Antoinette Hupsch-van Overbeek sterft in maart 1928 op 76-jarige leeftijd. Al die jaren had ze het sigarenmagazijn met gevoel voor stijl op zakelijke toon geleid. Haar winkel stond in en buiten ’s-Hertogenbosch ‘goed bekend’. In 1928 neemt haar schoonzus, mejuffrouw M.F. Lambermont, de sigarenwinkel over. De naam House Bouquet blijft, evenals het deftige karakter van de winkel. Je gaat er niet naar toe voor een pakje sigaretten, je proeft en koopt er de ‘goede sigaar.’

Journalist en schrijver Kees Spierings (1898-1972) herinnerde zich hoe ‘ongenaakbaar deftig’ de Stationsweg wel was voor spelende kinderen. Het waren bijna allemaal ‘gesloten huizen’. Daar woonden advocaten, rechters en officieren. Hun kinderen wandelden met kindermeisjes of gouvernantes. ‘Op straat spelen, zoals wij dat deden, zag je die kinderen niet’, aldus Spierings. Er waren maar drie ‘open huizen’, daaronder de chocolaterie van ‘de dames Westelaken’ en de sigarenwinkel van weduwe Hupsch-van Overbeek!

Onverdeelde boedel

Op 3 maart 1930 sterft Lodewijk Rits op 80-jarige leeftijd aan hartfalen. Zijn huis aan de Stationsweg 29 komt in handen van de erfgenamen Hans, Nienke en Pieter Rits. De laatste woont in Brazilië en heeft twee kinderen. Een eventuele verkoop van het huis lonkt niet. De opbrengst moet over teveel mensen verdeeld worden. En dan is er ook nog de familietrots. Rijk zijn de afzonderlijke leden van de familie Rits zeker niet, maar zo’n pand verkopen, het is beneden de waardigheid van het geslacht Rits. Boedel erf je, die koop je niet. Het is geen handelswaar maar onverdeelde boedel. En wie niet koopt, verkoopt ook niet zomaar. Noblesse oblige of stand verplicht. Stationsweg 29 is door een Rits bedacht en ontworpen. House Bouquet blijft een verhuurd ‘open huis’ Zo doet het na 1945 onder meer dienst als sigarenwinkel en winkel in kerksieraden.

Liever geen krakers

Iets van het vooroorlogs elan keert terug in 1981. Op 11 december 1981 opent burgemeester B.L.A. van Zwieten (1924-2012) het nieuwe en eerste verenigingshuis van de Kring Vrienden van ’s-Hertogenbosch in House Bouquet. Jan Kleyne, één van de oprichters van de Kring Vrienden, herinnert zich: ‘Hans Rits was een toegenegen lid van de Kring en bood ons het pand aan. Hij stelde geen eisen en wilde alleen een mooie invulling. Hij wilde het pand vooral behoeden voor krakers.’

Kraaklente     

In december 1977 kraken jonge feministes een voormalige winkel aan het Stationsplein in ’s-Hertogenbosch. De vrouwen wilden een vrouwenhuis voor hun activiteiten en een opvang voor vrouwen. De eigenaar van het pand heeft voor een hele tijd het nakijken en moet de opstandige vrouwen gedogen.

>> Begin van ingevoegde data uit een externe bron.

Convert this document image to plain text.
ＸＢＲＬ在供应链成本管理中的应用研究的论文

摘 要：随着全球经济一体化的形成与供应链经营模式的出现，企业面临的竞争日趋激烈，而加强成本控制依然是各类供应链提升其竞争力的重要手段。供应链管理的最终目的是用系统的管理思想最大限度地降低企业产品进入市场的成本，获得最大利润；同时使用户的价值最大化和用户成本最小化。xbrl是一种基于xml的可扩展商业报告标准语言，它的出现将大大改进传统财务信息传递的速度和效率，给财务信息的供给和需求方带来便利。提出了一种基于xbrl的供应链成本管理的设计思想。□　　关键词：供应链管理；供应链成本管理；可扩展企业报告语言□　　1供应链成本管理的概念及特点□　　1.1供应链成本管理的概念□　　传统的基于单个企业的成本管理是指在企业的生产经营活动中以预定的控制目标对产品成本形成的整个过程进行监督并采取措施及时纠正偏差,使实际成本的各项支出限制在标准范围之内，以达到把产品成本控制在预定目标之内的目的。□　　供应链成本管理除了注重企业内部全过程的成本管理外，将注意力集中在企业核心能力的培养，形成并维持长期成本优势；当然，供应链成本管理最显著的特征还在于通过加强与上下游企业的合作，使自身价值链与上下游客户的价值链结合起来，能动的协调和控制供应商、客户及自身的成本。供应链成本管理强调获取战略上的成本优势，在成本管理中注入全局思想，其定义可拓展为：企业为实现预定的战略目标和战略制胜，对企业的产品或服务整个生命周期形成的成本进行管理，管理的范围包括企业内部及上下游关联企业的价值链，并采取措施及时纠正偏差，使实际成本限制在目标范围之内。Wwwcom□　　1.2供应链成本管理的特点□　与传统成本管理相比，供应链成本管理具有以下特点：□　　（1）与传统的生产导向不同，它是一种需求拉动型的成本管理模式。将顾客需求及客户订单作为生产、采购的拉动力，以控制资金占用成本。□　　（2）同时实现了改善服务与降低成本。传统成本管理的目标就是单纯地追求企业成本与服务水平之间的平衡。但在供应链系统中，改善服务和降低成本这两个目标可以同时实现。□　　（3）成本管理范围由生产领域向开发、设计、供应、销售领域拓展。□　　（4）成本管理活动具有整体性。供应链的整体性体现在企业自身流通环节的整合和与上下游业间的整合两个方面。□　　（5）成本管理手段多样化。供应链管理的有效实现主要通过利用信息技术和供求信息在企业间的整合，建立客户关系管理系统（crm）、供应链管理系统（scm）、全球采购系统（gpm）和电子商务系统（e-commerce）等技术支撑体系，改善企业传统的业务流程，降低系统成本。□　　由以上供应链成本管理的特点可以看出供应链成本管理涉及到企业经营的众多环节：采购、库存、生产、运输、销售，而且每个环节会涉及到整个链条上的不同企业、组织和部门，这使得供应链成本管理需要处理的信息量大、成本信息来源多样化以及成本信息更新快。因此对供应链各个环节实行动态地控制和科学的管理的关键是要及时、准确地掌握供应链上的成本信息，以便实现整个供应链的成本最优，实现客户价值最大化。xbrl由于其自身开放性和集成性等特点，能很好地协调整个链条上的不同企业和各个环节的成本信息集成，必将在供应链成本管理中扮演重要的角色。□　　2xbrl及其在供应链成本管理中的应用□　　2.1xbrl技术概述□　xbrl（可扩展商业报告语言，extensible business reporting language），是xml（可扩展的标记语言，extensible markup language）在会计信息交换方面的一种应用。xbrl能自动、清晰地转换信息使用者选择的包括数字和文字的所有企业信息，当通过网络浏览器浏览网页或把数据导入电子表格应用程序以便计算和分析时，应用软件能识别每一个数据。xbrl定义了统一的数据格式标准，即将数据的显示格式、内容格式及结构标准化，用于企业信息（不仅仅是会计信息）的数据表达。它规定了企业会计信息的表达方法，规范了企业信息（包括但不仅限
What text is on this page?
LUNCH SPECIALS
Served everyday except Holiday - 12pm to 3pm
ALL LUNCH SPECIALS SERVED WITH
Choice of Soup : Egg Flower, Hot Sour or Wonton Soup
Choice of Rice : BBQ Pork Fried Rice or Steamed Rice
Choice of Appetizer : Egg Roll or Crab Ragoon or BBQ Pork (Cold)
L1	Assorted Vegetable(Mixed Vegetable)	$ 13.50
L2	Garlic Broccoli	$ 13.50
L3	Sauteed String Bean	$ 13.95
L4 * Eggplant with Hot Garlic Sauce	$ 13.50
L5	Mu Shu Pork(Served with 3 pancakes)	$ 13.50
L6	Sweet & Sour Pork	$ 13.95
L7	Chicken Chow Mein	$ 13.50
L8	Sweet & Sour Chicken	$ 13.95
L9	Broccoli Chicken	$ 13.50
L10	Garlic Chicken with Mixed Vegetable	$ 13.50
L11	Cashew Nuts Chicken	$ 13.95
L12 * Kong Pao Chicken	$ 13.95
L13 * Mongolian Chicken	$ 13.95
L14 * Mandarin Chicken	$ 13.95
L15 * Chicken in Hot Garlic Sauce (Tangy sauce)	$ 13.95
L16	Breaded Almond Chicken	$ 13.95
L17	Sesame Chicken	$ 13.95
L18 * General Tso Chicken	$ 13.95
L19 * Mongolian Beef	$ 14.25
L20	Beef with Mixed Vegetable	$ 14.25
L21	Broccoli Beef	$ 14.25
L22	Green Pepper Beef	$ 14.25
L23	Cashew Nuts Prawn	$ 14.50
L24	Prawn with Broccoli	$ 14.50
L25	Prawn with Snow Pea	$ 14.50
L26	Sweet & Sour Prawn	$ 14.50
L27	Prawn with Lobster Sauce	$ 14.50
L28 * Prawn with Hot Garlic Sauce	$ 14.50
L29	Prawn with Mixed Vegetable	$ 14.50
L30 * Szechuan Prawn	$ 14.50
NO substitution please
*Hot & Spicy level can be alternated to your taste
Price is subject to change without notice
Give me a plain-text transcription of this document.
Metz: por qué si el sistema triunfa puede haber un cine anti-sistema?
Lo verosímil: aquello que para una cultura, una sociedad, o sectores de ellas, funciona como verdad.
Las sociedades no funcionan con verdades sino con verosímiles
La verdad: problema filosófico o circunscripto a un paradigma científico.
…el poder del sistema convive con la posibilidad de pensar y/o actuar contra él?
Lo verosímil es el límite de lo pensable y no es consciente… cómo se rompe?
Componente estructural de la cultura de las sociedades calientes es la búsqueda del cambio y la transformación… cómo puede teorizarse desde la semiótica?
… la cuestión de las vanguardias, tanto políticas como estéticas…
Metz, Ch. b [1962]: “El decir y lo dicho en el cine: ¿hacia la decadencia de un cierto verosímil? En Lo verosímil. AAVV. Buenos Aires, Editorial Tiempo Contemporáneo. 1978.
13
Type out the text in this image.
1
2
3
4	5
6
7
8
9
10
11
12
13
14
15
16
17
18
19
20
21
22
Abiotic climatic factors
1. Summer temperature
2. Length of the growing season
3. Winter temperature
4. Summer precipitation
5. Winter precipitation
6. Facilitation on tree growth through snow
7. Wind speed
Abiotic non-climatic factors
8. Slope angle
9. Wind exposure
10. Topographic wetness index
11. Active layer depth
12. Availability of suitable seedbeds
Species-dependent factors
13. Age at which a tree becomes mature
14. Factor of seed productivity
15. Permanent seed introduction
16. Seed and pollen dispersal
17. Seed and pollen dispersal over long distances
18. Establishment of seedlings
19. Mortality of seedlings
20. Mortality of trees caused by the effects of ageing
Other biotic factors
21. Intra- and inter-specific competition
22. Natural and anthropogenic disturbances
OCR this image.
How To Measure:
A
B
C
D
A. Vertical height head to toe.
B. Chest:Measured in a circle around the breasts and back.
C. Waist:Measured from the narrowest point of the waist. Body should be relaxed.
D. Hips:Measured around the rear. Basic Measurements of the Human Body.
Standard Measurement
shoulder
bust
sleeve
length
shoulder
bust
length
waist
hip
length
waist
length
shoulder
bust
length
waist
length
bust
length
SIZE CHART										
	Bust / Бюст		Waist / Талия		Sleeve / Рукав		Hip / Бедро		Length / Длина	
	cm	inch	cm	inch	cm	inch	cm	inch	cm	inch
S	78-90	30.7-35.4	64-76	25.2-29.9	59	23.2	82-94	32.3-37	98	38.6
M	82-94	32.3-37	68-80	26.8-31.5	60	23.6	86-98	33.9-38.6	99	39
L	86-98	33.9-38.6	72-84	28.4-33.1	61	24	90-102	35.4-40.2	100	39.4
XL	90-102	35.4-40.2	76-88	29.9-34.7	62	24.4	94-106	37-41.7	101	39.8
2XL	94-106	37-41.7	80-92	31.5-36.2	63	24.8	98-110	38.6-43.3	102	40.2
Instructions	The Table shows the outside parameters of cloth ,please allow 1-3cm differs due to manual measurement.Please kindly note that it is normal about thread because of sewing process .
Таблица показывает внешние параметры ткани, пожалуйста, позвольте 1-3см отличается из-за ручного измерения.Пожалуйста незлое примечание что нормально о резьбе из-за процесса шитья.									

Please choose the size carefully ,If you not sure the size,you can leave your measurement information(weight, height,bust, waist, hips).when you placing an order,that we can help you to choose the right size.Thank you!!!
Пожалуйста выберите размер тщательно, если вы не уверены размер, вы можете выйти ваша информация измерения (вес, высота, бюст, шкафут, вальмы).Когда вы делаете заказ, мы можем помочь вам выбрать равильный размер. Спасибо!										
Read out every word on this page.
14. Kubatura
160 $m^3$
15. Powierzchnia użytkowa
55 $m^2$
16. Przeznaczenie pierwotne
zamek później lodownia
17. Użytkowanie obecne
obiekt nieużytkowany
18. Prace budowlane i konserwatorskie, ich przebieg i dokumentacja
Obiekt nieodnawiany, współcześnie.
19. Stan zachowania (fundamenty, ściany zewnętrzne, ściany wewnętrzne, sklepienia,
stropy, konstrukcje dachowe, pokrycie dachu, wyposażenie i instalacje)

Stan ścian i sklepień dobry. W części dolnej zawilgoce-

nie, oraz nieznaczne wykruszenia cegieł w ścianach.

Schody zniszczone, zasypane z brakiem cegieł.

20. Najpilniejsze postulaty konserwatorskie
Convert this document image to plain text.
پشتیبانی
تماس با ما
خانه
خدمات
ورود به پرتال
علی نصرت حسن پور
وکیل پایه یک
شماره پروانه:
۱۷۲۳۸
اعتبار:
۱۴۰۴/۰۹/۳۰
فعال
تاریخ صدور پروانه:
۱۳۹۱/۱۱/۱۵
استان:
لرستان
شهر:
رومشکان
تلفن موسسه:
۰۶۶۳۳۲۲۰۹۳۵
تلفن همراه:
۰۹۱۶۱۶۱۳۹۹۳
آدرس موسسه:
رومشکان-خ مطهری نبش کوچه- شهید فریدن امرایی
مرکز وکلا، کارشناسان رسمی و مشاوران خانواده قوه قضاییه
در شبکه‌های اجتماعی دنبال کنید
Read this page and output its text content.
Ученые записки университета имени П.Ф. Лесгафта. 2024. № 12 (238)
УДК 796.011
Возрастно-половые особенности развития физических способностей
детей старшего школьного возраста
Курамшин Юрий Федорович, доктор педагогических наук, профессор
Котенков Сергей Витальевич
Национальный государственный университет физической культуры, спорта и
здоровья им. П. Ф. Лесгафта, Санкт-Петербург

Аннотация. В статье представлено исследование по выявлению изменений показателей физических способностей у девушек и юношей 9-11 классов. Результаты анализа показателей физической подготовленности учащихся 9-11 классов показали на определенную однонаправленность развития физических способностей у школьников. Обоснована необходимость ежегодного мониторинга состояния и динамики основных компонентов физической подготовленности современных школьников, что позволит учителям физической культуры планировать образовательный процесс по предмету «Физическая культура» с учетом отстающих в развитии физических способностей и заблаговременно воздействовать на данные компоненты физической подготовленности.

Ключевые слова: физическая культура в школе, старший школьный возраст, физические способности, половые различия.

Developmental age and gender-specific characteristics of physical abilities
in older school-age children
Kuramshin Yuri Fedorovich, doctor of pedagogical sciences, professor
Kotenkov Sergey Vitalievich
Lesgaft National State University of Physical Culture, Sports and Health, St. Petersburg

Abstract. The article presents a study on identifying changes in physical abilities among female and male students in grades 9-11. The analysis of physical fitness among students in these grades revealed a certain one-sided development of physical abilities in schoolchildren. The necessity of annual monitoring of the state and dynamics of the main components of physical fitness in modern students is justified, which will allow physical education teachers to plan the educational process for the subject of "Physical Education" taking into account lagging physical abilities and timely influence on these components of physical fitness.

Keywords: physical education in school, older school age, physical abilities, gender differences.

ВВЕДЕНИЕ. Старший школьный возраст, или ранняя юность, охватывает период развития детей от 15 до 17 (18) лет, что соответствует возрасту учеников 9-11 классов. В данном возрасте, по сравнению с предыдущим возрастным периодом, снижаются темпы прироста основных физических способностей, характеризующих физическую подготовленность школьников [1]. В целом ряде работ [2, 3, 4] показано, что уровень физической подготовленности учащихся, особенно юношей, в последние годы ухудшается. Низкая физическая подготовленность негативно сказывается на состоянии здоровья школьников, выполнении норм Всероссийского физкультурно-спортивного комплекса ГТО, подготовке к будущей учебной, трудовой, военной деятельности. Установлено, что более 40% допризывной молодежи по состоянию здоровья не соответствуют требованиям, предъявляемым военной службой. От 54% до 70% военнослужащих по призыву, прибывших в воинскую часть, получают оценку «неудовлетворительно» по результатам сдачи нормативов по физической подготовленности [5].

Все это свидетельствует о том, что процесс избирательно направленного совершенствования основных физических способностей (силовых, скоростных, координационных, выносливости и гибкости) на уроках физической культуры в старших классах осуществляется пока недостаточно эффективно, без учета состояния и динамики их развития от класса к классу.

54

In 1978 breekt de Kraaklente aan, een periode waarin de kraakbeweging, goed georganiseerd, acties aaneenrijgt. De woningnood is hoog en jongeren nemen het heft in eigen handen door leegstaande maar bewoonbare panden te kraken.

Een dag na de inname van de Paap (voormalig ziekenhuis Papenhulst) op 19 april, bouwen krakers en studenten demonstratief een krottenwijkje op het Kerkpleintje om aandacht voor al die kraken en de grote leegstand te vragen. De voorbijgangers reageren doorgaans begripvol. Betaalbare jongerenhuisvesting staat voortaan op de politieke en maatschappelijke agenda en huiseigenaren moeten alert zijn.  Speculatie wordt meedogenloos aan de kaak gesteld.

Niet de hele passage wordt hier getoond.